Sunday, January 07, 2018

What Connecticut Can Learn From History


Connecticut, as everyone who has been leaving it knows, is in a bad way. How bad is it?

The state is still recovering from a recession that had ended elsewhere in the nation in June 2009. For eight years, we have been hobbling along and are now the only state in the nation that has yet to recover from the recession – which is, as everyone who has been leaving the state knows, a slowdown in business activity. There are two very good reasons why Connecticut has been so laggard: 1) Governor Dannel Malloy’s first tax increase, the largest in state history, and 2) Governor Malloy’s second tax increase, the second largest in state history.

But then, we were forewarned.  Lowell Weicker did caution us during his campaign for governor that raising taxes in a recession would be like throwing gas on a fire, only a few months before he instituted his income tax, over the heated objections of a Republican Party rump in the General Assembly. When Weicker was met by the largest rally in state history, he fearlessly strode through the anti-tax crowd, a triumphant smile pasted on his face. Awaiting him at the state Capitol was his Office of Policy Management chief, Bill Cibes, who had run for governor, honestly, on a pro-income tax platform and had been solidly rejected.

The Weicker income tax convinced businesses outside the state that they had better think twice before they moved to Connecticut, where they and their employees would no longer be safe from rising taxes. And business within the state – realizing that the cost playing field had now been leveled between, say, New York, Massachusetts and Connecticut -- began looking for the exit signs. We are now living in the flames stoked by Weicker and Malloy. During this period, one could hear sighs issuing from wiser heads: if only these two knuckleheads had listened closely to President John Kennedy’s address to the New York Economics Club in 1962. It was during that address that the King of Camelot vowed to cut taxes to spur business activity, which would flood the national treasury with necessary tax receipts. He did this, and the results were as he had supposed.

Truisms are powerful because they are true. Those who do not learn from history are doomed to repeat the mistakes of history. The Weicker tax did two things; it saved spendthrift Democratic legislators in the General Assembly the trouble of cutting costs permanently, and it raised revenue temporarily by draining dry the well that replenishes state revenue. Malloy repeated the errors of the Weicker administration – twice, and his tax increases have led, unsurprisingly, to increased spending, business flight and chronic deficits.

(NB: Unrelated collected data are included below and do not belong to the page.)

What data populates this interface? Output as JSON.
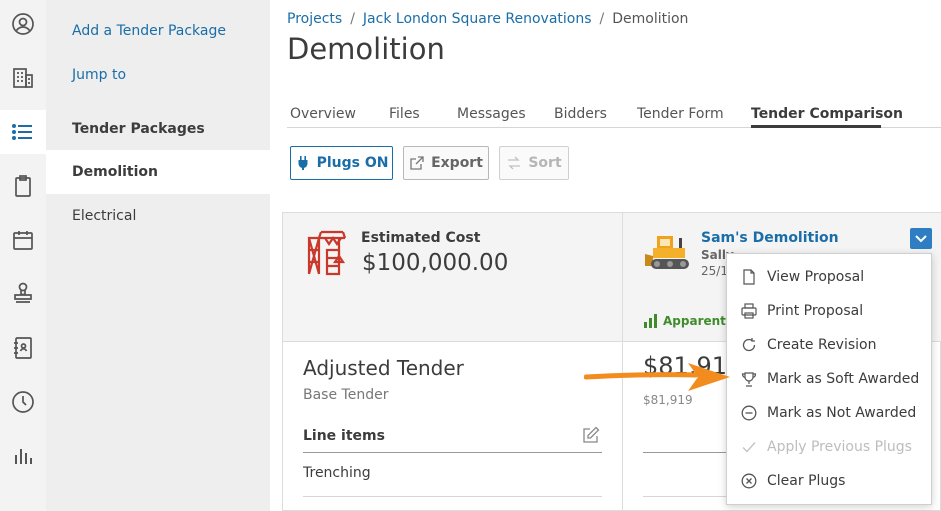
{
  "sidebar": {
    "rail_icons": [
      "user-circle-icon",
      "building-icon",
      "list-icon",
      "clipboard-icon",
      "calendar-icon",
      "stamp-icon",
      "address-book-icon",
      "clock-icon",
      "bar-chart-icon"
    ],
    "add_link": "Add a Tender Package",
    "jump_link": "Jump to",
    "section_heading": "Tender Packages",
    "packages": [
      "Demolition",
      "Electrical"
    ]
  },
  "breadcrumb": {
    "items": [
      "Projects",
      "Jack London Square Renovations",
      "Demolition"
    ],
    "separator": "/"
  },
  "page_title": "Demolition",
  "tabs": [
    "Overview",
    "Files",
    "Messages",
    "Bidders",
    "Tender Form",
    "Tender Comparison"
  ],
  "toolbar": {
    "plugs": "Plugs ON",
    "export": "Export",
    "sort": "Sort"
  },
  "estimate": {
    "label": "Estimated Cost",
    "value": "$100,000.00"
  },
  "bidder": {
    "name": "Sam's Demolition",
    "contact": "Sally",
    "date": "25/1",
    "apparent": "Apparent lo",
    "amount": "$81,919",
    "amount_small": "$81,919"
  },
  "adjusted": {
    "title": "Adjusted Tender",
    "subtitle": "Base Tender",
    "line_items_label": "Line items",
    "rows": [
      "Trenching"
    ]
  },
  "menu": {
    "items": [
      {
        "label": "View Proposal",
        "icon": "document-icon",
        "disabled": false
      },
      {
        "label": "Print Proposal",
        "icon": "printer-icon",
        "disabled": false
      },
      {
        "label": "Create Revision",
        "icon": "refresh-icon",
        "disabled": false
      },
      {
        "label": "Mark as Soft Awarded",
        "icon": "trophy-icon",
        "disabled": false
      },
      {
        "label": "Mark as Not Awarded",
        "icon": "minus-circle-icon",
        "disabled": false
      },
      {
        "label": "Apply Previous Plugs",
        "icon": "check-icon",
        "disabled": true
      },
      {
        "label": "Clear Plugs",
        "icon": "x-circle-icon",
        "disabled": false
      }
    ]
  },
  "colors": {
    "link": "#1a6ea8",
    "accent": "#2f7ec3",
    "arrow": "#f28c1e",
    "success": "#3f8c2c"
  }
}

The real wealth of a state resides in its people and businesses. For the last quarter century, Connecticut has witnessed a flow of wealth from the private to the public sector and from Connecticut’s increasingly progressive and redistributive public sector to pampered special interests, such as state workers, that benefit the politicians directing the flow of wealth. All this hums along until, to quote Prime Minister of Britain Maggie Thatcher, “you run out of other people’s money,” at which point your choices are severely diminished. Unable to raise taxes without destroying the real wealth of the state, you MUST reduce expenditures, and the reductions must be permanent and long term – because diminishing tax resources have become permanent and long term.

So, what do you do under these circumstances, if you are a progressive majority in the General Assembly? You capitulate temporarily to reality, always a tough taskmaster, cross your fingers and hope that President Donald Trump’s economic reforms, barely indistinguishable from those of John Kennedy, will succeed in lifting all the boats, including Connecticut's sinking Titanic, at which point you may return to political business as usual.

And what do you do if, faced with such a bleak future, you are Malloy? First, you decline to run for office again to avoid subjecting your policies to a vote from the long suffering general public. Then, you blame Republican legislators who, for fifty years, give or take a political term or two, have had little appreciable effect on the progressive drift of economic policy in Connecticut. You tailor your cuts so that they will punish most severely those who are forced to rely on the kindness of strangers -- the mentally ill, old folk languishing in hospitals and end-of-life care facilities -- in an effort to convince the general public that any reduction in state expenditures will be calamitous. And when Democratic legislators conspire with Republicans to produce a fusion budget, you obstruct, delay and veto possible solutions, taking great care to shift the burden of responsibility onto the usual politically convenient Republican scapegoat. Malloy has yet to scrape the gold gilding from the roof of the state capitol building to pay for his failed progressive policies, but then state employees have not yet demanded such extraordinary measures.


Chris Powell, retiring in the New Year, has said many times that nearly all Connecticut’s problems are political in nature. He’s right. And the way to change political problems is to change the politicians that cause them.